First 5 LA 5 Minutes: Talking to Kids About Terrifying Events
When terrifying, tragic events occur, we may feel helpless, confused, sad, angry…or all of the above. As parents, we have the responsibility of helping our children feel safe after traumatic events, but it can be hard to know what to do or say. Here are some ideas for constructive parenting in the worst of times:
Turn off the TV and other media. While it may be tempting to want to know minute-by-minute updates on tragic events, a constant, repetitive stream of disturbing images, words, and sounds may be confusing and increase your child’s—and your own—anxiety. Limit your family’s exposure to news and social media.

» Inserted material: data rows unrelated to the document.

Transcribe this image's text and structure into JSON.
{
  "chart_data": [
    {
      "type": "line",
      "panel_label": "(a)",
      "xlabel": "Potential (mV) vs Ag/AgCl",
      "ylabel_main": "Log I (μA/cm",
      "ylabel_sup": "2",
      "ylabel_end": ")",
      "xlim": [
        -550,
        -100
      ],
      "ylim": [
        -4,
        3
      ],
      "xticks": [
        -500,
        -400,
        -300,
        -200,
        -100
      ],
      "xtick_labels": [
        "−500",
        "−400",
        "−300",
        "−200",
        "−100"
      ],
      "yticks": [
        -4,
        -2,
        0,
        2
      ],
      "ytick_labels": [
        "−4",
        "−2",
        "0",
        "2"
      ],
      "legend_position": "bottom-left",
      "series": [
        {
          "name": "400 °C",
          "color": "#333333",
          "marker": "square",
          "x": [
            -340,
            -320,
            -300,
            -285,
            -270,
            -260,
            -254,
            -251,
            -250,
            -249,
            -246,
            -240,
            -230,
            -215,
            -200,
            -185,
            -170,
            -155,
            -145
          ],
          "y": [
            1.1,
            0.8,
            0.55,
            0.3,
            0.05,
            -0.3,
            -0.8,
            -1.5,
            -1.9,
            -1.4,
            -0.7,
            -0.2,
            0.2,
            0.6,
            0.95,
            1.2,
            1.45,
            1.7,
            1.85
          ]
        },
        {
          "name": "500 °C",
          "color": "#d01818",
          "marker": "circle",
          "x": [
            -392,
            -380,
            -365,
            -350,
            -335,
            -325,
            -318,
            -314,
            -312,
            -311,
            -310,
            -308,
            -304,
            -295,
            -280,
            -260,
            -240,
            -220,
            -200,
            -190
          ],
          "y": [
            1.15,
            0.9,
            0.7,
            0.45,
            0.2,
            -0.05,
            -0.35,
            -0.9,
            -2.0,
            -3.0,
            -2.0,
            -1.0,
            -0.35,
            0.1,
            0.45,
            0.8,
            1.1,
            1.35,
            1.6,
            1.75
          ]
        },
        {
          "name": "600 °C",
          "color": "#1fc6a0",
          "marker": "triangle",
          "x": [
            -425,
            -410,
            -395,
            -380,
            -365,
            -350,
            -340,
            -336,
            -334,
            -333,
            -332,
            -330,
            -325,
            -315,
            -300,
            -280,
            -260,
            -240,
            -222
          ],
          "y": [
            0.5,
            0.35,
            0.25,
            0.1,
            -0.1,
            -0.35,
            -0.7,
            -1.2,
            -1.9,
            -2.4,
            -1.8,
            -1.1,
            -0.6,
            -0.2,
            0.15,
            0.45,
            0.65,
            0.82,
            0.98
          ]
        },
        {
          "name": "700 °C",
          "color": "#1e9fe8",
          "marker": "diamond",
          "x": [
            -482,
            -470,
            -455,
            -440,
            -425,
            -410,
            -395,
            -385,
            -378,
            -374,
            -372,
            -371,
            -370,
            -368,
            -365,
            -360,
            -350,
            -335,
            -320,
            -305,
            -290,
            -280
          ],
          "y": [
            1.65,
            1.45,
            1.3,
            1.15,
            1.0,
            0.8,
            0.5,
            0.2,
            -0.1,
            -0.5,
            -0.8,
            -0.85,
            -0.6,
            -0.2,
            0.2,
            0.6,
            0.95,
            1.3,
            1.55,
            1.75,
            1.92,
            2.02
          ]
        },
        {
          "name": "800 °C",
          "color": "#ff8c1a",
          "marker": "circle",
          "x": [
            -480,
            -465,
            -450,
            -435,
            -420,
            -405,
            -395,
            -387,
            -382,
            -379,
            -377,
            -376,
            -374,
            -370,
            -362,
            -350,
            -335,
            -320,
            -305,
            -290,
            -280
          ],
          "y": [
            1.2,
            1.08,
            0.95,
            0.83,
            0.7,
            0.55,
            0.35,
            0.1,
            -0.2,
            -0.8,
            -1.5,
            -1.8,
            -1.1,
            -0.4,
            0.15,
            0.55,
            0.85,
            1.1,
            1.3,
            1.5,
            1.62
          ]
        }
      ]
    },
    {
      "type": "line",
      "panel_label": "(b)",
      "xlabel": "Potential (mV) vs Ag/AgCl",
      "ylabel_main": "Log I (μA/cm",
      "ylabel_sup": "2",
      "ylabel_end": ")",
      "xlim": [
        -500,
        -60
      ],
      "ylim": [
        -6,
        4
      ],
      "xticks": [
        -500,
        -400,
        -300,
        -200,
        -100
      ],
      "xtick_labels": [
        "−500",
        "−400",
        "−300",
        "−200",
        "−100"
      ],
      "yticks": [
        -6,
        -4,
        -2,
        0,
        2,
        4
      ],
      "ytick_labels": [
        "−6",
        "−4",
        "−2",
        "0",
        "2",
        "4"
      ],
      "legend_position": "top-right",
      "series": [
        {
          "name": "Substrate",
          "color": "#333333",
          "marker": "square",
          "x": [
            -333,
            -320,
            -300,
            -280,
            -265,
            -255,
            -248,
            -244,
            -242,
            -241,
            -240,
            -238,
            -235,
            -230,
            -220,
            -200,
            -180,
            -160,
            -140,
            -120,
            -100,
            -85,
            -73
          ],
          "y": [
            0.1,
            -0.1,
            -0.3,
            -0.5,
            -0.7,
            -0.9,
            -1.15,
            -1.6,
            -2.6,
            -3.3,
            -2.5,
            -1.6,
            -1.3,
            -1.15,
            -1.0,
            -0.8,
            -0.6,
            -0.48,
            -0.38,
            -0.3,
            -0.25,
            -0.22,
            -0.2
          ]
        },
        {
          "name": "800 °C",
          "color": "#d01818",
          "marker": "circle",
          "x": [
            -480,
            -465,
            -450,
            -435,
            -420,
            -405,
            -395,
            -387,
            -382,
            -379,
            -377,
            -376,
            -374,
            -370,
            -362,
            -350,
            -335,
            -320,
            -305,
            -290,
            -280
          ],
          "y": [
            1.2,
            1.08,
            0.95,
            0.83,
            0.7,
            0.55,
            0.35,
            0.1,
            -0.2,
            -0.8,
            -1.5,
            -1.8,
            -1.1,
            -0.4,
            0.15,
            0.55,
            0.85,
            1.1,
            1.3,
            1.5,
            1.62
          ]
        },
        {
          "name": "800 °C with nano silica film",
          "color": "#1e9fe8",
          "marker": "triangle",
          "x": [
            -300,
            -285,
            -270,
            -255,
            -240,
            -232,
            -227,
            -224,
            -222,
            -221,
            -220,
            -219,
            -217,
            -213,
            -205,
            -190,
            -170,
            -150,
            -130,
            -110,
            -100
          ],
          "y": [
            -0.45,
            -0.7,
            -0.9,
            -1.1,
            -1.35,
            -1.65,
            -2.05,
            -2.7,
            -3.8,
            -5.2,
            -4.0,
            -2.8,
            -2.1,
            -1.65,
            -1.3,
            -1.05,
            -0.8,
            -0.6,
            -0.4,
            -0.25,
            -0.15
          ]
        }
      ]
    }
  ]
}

Listen, then speak. Listen for your children’s questions or concerns, then respond to those concerns in an age-appropriate way. Avoid unleashing your own anxiety or anger when your child is around. While it is important to let your child know that you are feeling things too, focusing on their concerns first can help them feel safe.
Provide perspective, comfort and reassurance. When terrible things happen, it is important to let children know that adults are working to help keep children safe. Let your child know that tragic events are rare, and that while a tiny number of people may do very bad things, most people do not. Seek out stories of others’ bravery, compassion, or kindness to share with your children.
Acknowledge feelings. A tragic event brings up many different feelings for both children and adults, and all are valid. Acknowledging that all of your child’s feelings are okay is important.
Be patient. The stress of tragic events is profound, and may result in nightmares, ongoing anxious feelings, and sadness for both adults and children. Remembering that everyone may be having a hard time—and may need a little extra patience or kindness—can help.